Extremely impressive that you write, sing, record and play the song.

Please post more of your songs as you write them.


----------



## King Loudness (May 3, 2010)

greco said:


> Congratulations!
> Extremely impressive that you write, sing, record and play the song.
> 
> Please post more of your songs as you write them.


Thanks for the kind words Dave! I've had a songwriting block for a long time and it's refreshing that I'm able to express myself without as much of a hangup as in the past. Appreciate you and everyone checking it out; I'll definitely be posting more as they present themselves.

W.


----------



## RBlakeney (Mar 12, 2017)

Atta boy Will!


----------



## live4tone (Sep 14, 2006)

nicely done !


----------



## KapnKrunch (Jul 13, 2016)

"Even with the best of intentions, we can all lose our heads at times..." 

Good stuff.
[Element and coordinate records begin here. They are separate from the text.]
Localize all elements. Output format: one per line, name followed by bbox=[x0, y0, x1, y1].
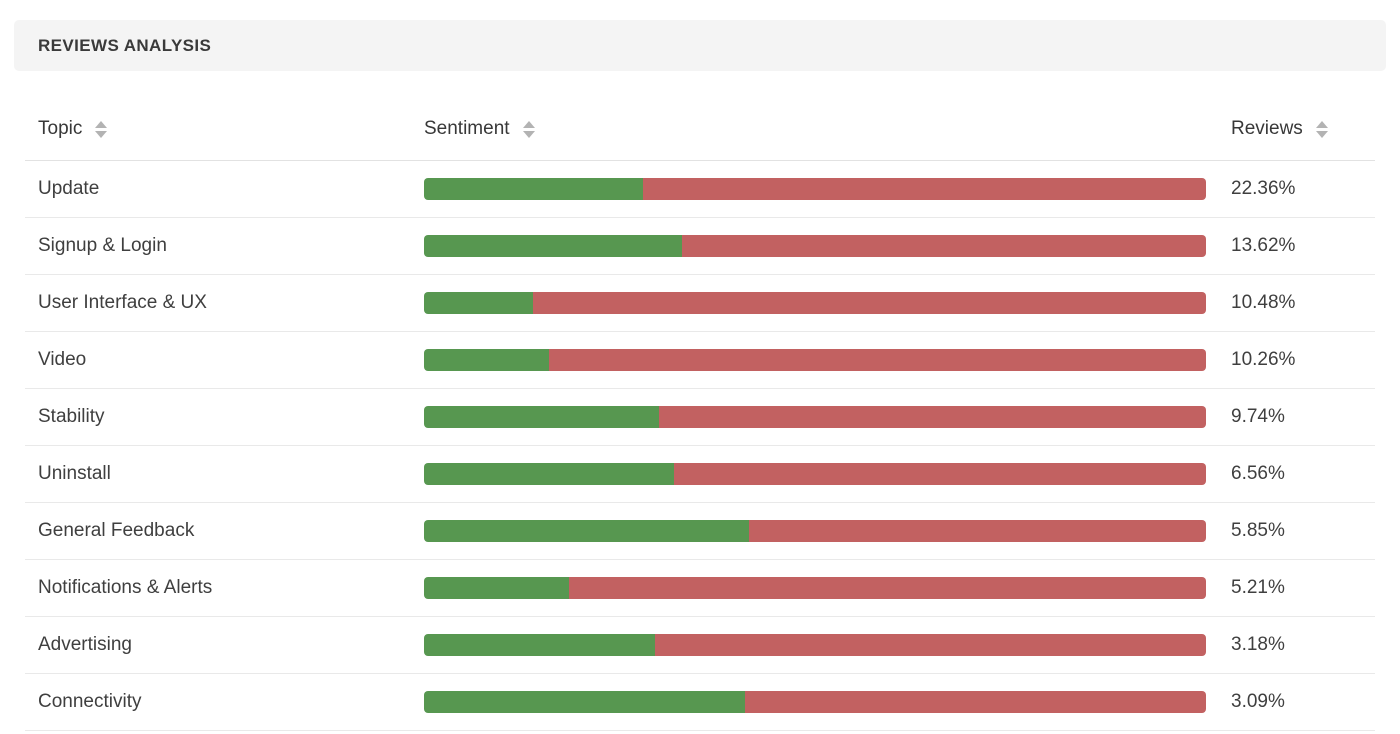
sentiment-bar-negative bbox=[682, 235, 1206, 257]
sentiment-bar bbox=[424, 349, 1206, 371]
sentiment-bar-negative bbox=[533, 292, 1206, 314]
sort-icon[interactable] bbox=[522, 120, 535, 138]
column-header-reviews[interactable]: Reviews bbox=[1206, 118, 1375, 140]
sentiment-bar-negative bbox=[549, 349, 1206, 371]
table-row: Signup & Login 13.62% bbox=[25, 218, 1375, 275]
sentiment-bar bbox=[424, 235, 1206, 257]
topic-label: Notifications & Alerts bbox=[38, 577, 213, 598]
topic-label: Signup & Login bbox=[38, 235, 167, 256]
sentiment-bar-negative bbox=[748, 520, 1206, 542]
sentiment-bar bbox=[424, 577, 1206, 599]
sentiment-bar-positive bbox=[424, 520, 749, 542]
sentiment-bar bbox=[424, 520, 1206, 542]
table-row: Advertising 3.18% bbox=[25, 617, 1375, 674]
panel-title: REVIEWS ANALYSIS bbox=[38, 35, 212, 55]
reviews-value: 22.36% bbox=[1231, 178, 1296, 199]
sentiment-bar-positive bbox=[424, 634, 655, 656]
sort-icon[interactable] bbox=[1315, 120, 1328, 138]
sentiment-bar-negative bbox=[744, 691, 1206, 713]
topic-label: Connectivity bbox=[38, 691, 142, 712]
table-row: Notifications & Alerts 5.21% bbox=[25, 560, 1375, 617]
reviews-analysis-table: Topic Sentiment Reviews Update 22.36% Si… bbox=[25, 98, 1375, 731]
sentiment-bar-positive bbox=[424, 577, 569, 599]
reviews-value: 3.09% bbox=[1231, 691, 1285, 712]
table-row: Stability 9.74% bbox=[25, 389, 1375, 446]
reviews-value: 3.18% bbox=[1231, 634, 1285, 655]
topic-label: General Feedback bbox=[38, 520, 195, 541]
sentiment-bar-negative bbox=[654, 634, 1206, 656]
sentiment-bar bbox=[424, 463, 1206, 485]
sentiment-bar bbox=[424, 691, 1206, 713]
sentiment-bar bbox=[424, 406, 1206, 428]
topic-label: Stability bbox=[38, 406, 105, 427]
reviews-value: 5.21% bbox=[1231, 577, 1285, 598]
reviews-value: 10.48% bbox=[1231, 292, 1296, 313]
column-header-topic-label: Topic bbox=[38, 118, 83, 139]
topic-label: Update bbox=[38, 178, 100, 199]
topic-label: Video bbox=[38, 349, 87, 370]
reviews-value: 5.85% bbox=[1231, 520, 1285, 541]
sentiment-bar-positive bbox=[424, 292, 534, 314]
sentiment-bar-positive bbox=[424, 406, 659, 428]
table-row: Uninstall 6.56% bbox=[25, 446, 1375, 503]
sort-icon[interactable] bbox=[95, 120, 108, 138]
column-header-topic[interactable]: Topic bbox=[25, 118, 424, 140]
topic-label: Advertising bbox=[38, 634, 132, 655]
sentiment-bar bbox=[424, 292, 1206, 314]
table-row: Video 10.26% bbox=[25, 332, 1375, 389]
table-row: General Feedback 5.85% bbox=[25, 503, 1375, 560]
column-header-sentiment[interactable]: Sentiment bbox=[424, 118, 1206, 140]
panel-header: REVIEWS ANALYSIS bbox=[14, 20, 1386, 71]
table-row: Connectivity 3.09% bbox=[25, 674, 1375, 731]
reviews-value: 13.62% bbox=[1231, 235, 1296, 256]
sentiment-bar-positive bbox=[424, 235, 683, 257]
sentiment-bar-negative bbox=[642, 178, 1206, 200]
reviews-value: 6.56% bbox=[1231, 463, 1285, 484]
table-header-row: Topic Sentiment Reviews bbox=[25, 98, 1375, 161]
sentiment-bar-negative bbox=[658, 406, 1206, 428]
column-header-sentiment-label: Sentiment bbox=[424, 118, 510, 139]
sentiment-bar-positive bbox=[424, 463, 675, 485]
sentiment-bar-negative bbox=[674, 463, 1206, 485]
topic-label: Uninstall bbox=[38, 463, 111, 484]
table-row: Update 22.36% bbox=[25, 161, 1375, 218]
table-body: Update 22.36% Signup & Login 13.62% Us bbox=[25, 161, 1375, 731]
reviews-value: 9.74% bbox=[1231, 406, 1285, 427]
column-header-reviews-label: Reviews bbox=[1231, 118, 1303, 139]
table-row: User Interface & UX 10.48% bbox=[25, 275, 1375, 332]
sentiment-bar bbox=[424, 178, 1206, 200]
sentiment-bar-negative bbox=[568, 577, 1206, 599]
sentiment-bar-positive bbox=[424, 691, 745, 713]
topic-label: User Interface & UX bbox=[38, 292, 207, 313]
sentiment-bar bbox=[424, 634, 1206, 656]
sentiment-bar-positive bbox=[424, 349, 550, 371]
sentiment-bar-positive bbox=[424, 178, 643, 200]
reviews-value: 10.26% bbox=[1231, 349, 1296, 370]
Great voice too.


----------



## John Reilly (Apr 7, 2018)

Nice feel ,good tune ,thanks for sharing!


----------



## King Loudness (May 3, 2010)

John Reilly said:


> Nice feel ,good tune ,thanks for sharing!


Thanks!




KapnKrunch said:


> "Even with the best of intentions, we can all lose our heads at times..."
> 
> Good stuff. Great voice too.


 Thanks, yeah, the song was actually built around that line; it came to me and I felt it was worth using. Cheers.

W.


----------